La santé mentale en entreprise est un sujet crucial, et une récente étude de la Chaire Mindfulness, Bien-être au travail et Paix économique de Grenoble École de Management (GEM) et de l’Observatoire du bien-être au travail met en lumière une disparité frappante : les femmes sont significativement plus nombreuses que les hommes à déclarer être en mauvaise santé mentale.
Les chiffres alarmants d’une étude révélatrice
L’étude, menée auprès de salariés, révèle que 33% des femmes se disent en mauvaise santé mentale, contre 20% des hommes. Cette différence marquée se retrouve dans plusieurs indicateurs clés :
- Tristesse : 39% des femmes vs 27% des hommes.
- Anxiété : 37% des femmes vs 27% des hommes.
- Épuisement émotionnel : 36% des femmes vs 23% des hommes.
Ces données suggèrent une réalité professionnelle et personnelle plus lourde pour les femmes.
Pourquoi une telle différence ? Le poids de la « double charge »

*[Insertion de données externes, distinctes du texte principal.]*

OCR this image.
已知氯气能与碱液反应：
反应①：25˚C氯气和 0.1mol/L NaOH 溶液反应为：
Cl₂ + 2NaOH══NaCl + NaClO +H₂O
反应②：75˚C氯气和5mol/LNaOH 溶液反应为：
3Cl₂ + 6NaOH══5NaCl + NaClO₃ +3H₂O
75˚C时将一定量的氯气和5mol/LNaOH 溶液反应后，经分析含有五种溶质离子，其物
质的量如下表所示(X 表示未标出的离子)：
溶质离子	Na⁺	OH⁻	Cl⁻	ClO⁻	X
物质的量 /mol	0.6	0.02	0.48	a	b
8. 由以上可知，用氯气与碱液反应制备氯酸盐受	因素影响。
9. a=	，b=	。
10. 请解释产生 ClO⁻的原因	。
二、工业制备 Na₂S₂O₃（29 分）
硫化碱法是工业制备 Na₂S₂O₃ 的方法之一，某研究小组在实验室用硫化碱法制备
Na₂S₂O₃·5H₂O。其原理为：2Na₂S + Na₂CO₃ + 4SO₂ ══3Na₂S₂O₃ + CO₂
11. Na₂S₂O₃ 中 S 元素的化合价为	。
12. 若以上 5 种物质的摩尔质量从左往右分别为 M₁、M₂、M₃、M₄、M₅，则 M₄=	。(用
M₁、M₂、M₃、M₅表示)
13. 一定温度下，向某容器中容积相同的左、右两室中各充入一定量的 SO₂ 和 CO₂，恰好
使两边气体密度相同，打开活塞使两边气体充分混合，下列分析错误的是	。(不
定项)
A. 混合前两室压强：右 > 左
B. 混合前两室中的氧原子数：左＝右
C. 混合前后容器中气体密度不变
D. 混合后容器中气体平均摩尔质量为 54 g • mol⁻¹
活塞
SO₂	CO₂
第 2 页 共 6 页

Plusieurs facteurs peuvent expliquer cette disparité. L’un des plus prégnants est la fameuse « double charge » ou « charge mentale » :
- Gestion de la vie familiale : Les femmes assument encore majoritairement la gestion des activités des enfants (62% contre 42% pour les hommes) et des tâches domestiques (76% contre 49% pour les hommes). Cette charge additionnelle, souvent invisible, s’ajoute au stress professionnel.
- Pression sociétale : Les attentes envers les femmes, tant sur le plan professionnel que personnel, peuvent être immenses, créant une pression constante de performance et de perfection.
- Expression des émotions : Il est également possible que les femmes soient plus à l’aise ou plus enclines à exprimer leurs difficultés émotionnelles, tandis que les hommes pourraient être plus enclins à intérioriser leurs souffrances, en raison de normes sociales liées à la masculinité.
- Environnement professionnel : Sans que l’étude ne le détaille directement comme cause unique, il est à noter que les femmes peuvent parfois faire face à des obstacles spécifiques en entreprise (plafond de verre, inégalités salariales, micro-agressions) qui contribuent au stress.
Des conséquences pour l’entreprise et les individus
Une mauvaise santé mentale impacte non seulement le bien-être des individus, mais aussi la productivité de l’entreprise. Elle peut entraîner :
- Du présentéisme (être présent physiquement mais peu productif).
- Une baisse de performance.
- Un absentéisme accru.
Comment agir ? Vers un soutien plus équitable
Face à ce constat, les entreprises ont un rôle essentiel à jouer. Il est impératif de :
- Reconnaître et adresser la charge mentale : Mettre en place des politiques favorisant un meilleur équilibre vie pro/vie perso pour tous, sans genrer les responsabilités.
- Soutenir la parentalité : Proposer des solutions flexibles et des accompagnements pour les parents, qu’ils soient pères ou mères.
- Sensibiliser et déstigmatiser : Promouvoir la discussion ouverte sur la santé mentale et offrir des ressources de soutien psychologique.
- Former les managers : Les équiper pour détecter les signes de détresse et orienter leurs équipes vers les aides appropriées.
En somme, cette étude est un rappel important que le bien-être au travail n’est pas uniforme et nécessite une approche nuancée, prenant en compte les réalités spécifiques de chacun. Agir pour la santé mentale des femmes, c’est agir pour la santé mentale de toute l’entreprise.